To quantify the importance of image encoder pre-training for CLIP models, we calculated the inference accuracy on a test set of 4000 image-caption pairs. We used both a default fine-tuned CLIP model and a CLIP model with a pre-trained image encoder. For the seismic image classification task, we employed simple prompts like 'Show me a seismic section with a normal fault' and more complex prompts like 'Give a seismic section with a normal fault dipping east with high frequency and low noise.' Our experiments demonstrated a significant increase in accuracy, from 45% to 99%, when using a CLIP model with a pre-trained image encoder.

To achieve optimal performance in image semantic search using text prompts, we strongly recommend training CLIP-family models with domain-specific pre-trained image and text encoders.
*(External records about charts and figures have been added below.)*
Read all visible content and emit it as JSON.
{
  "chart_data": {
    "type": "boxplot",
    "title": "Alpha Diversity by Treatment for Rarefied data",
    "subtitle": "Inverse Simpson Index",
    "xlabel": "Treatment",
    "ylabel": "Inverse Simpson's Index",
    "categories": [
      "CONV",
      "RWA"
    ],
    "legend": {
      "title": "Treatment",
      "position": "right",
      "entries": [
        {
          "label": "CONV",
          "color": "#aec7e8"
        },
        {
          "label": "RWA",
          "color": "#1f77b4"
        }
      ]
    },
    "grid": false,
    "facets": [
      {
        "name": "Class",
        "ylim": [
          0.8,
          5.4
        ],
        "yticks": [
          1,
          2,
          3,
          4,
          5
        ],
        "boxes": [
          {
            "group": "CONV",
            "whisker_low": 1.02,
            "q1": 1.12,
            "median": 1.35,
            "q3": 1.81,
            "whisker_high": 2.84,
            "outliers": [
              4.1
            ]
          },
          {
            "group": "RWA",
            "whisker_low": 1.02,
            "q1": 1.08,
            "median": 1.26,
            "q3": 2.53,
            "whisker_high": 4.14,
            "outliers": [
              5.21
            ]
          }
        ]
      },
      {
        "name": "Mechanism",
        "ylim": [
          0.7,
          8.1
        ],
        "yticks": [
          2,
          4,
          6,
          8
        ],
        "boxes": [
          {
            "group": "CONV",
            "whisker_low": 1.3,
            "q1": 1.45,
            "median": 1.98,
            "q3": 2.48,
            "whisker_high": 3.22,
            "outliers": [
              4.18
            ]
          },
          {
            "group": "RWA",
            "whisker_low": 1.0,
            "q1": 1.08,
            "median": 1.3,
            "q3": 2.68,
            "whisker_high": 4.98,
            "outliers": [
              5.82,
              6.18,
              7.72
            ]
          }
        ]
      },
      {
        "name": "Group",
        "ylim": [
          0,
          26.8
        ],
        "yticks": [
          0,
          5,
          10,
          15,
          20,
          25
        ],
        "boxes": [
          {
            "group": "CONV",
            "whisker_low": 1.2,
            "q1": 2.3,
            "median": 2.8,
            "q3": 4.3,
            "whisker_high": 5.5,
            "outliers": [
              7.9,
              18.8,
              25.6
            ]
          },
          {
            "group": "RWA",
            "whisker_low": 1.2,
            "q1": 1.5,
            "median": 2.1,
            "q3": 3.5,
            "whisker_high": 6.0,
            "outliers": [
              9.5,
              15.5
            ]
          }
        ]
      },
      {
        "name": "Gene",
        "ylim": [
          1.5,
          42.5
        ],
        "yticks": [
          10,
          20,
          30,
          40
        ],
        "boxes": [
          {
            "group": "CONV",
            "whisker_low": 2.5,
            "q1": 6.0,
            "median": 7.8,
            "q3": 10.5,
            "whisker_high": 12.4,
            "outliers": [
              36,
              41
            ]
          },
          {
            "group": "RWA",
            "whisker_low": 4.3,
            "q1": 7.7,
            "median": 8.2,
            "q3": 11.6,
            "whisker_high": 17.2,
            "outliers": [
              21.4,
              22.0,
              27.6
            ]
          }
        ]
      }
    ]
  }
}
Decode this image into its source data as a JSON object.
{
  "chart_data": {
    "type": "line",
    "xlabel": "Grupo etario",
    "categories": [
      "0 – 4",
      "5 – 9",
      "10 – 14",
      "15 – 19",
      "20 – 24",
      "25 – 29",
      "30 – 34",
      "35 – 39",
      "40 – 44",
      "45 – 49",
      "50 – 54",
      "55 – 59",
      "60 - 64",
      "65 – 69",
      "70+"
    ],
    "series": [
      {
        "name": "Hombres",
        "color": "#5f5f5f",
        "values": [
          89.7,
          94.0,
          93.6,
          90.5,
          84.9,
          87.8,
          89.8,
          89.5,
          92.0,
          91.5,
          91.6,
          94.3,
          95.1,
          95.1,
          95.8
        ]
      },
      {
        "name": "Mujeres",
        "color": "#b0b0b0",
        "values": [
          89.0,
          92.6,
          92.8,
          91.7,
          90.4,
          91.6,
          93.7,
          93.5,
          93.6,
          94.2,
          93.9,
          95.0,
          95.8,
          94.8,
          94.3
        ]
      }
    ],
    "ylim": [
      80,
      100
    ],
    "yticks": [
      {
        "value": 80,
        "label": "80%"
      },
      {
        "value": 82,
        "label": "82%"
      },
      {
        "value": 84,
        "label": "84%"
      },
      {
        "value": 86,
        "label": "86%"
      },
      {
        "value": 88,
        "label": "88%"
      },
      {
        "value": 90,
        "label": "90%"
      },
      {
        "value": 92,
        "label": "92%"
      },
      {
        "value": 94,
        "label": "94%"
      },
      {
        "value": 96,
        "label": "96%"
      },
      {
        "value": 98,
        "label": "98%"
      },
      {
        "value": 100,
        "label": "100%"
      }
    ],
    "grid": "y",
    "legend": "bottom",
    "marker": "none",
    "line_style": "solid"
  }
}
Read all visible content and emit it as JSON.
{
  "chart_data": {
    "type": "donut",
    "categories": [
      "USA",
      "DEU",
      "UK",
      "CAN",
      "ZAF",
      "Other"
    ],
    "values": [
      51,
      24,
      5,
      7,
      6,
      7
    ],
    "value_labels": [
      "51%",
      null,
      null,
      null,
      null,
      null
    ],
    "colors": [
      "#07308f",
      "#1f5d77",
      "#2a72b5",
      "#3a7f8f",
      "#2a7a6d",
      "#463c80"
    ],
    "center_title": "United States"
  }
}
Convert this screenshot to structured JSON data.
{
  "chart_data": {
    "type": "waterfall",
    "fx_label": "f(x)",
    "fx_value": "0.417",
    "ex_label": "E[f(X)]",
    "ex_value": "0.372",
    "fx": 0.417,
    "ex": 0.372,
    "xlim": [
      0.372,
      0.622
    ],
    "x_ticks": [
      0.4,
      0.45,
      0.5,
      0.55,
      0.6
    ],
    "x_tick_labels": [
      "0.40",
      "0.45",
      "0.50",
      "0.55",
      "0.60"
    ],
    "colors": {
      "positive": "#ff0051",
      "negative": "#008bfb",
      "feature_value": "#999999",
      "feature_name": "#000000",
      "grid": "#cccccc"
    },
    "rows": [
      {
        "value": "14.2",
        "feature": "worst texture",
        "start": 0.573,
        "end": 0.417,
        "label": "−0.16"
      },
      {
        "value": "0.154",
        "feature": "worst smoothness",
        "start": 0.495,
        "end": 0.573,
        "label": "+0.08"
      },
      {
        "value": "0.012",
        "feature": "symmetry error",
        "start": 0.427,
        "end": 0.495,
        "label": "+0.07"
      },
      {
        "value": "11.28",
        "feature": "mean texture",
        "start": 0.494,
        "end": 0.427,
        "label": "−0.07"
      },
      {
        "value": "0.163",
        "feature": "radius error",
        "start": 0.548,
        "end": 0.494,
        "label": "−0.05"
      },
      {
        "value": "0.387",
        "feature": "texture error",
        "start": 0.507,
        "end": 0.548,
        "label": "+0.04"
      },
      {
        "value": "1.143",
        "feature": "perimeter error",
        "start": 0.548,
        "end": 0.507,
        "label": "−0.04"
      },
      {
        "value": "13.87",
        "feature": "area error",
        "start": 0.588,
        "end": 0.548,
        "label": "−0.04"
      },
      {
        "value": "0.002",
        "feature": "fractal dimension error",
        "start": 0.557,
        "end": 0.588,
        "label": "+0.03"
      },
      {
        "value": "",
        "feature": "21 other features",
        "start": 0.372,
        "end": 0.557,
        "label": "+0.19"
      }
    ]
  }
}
As our experiments have demonstrated, this approach can significantly improve the accuracy and relevance of search results by capturing the unique semantic relationships within subsurface domain.

Conclusion

CLIP-family models have emerged as a cornerstone of VLMs, offering a powerful tool to bridge the gap between visual and textual data. By teaching models to understand the relationship between images and text, CLIP has unlocked a new frontier of possibilities, particularly in the subsurface industry. As we've explored in this article, CLIP's ability to extract insights from complex visual data through simple language prompts has the potential to revolutionize how we explore and develop our planet's resources.

By leveraging CLIP-based VLMs, geoscientists can gain deeper insights from seismic data, automate and optimize exploration and production processes. As these models continue to evolve, we can expect even more groundbreaking applications that will drive innovation and sustainability in the subsurface industry.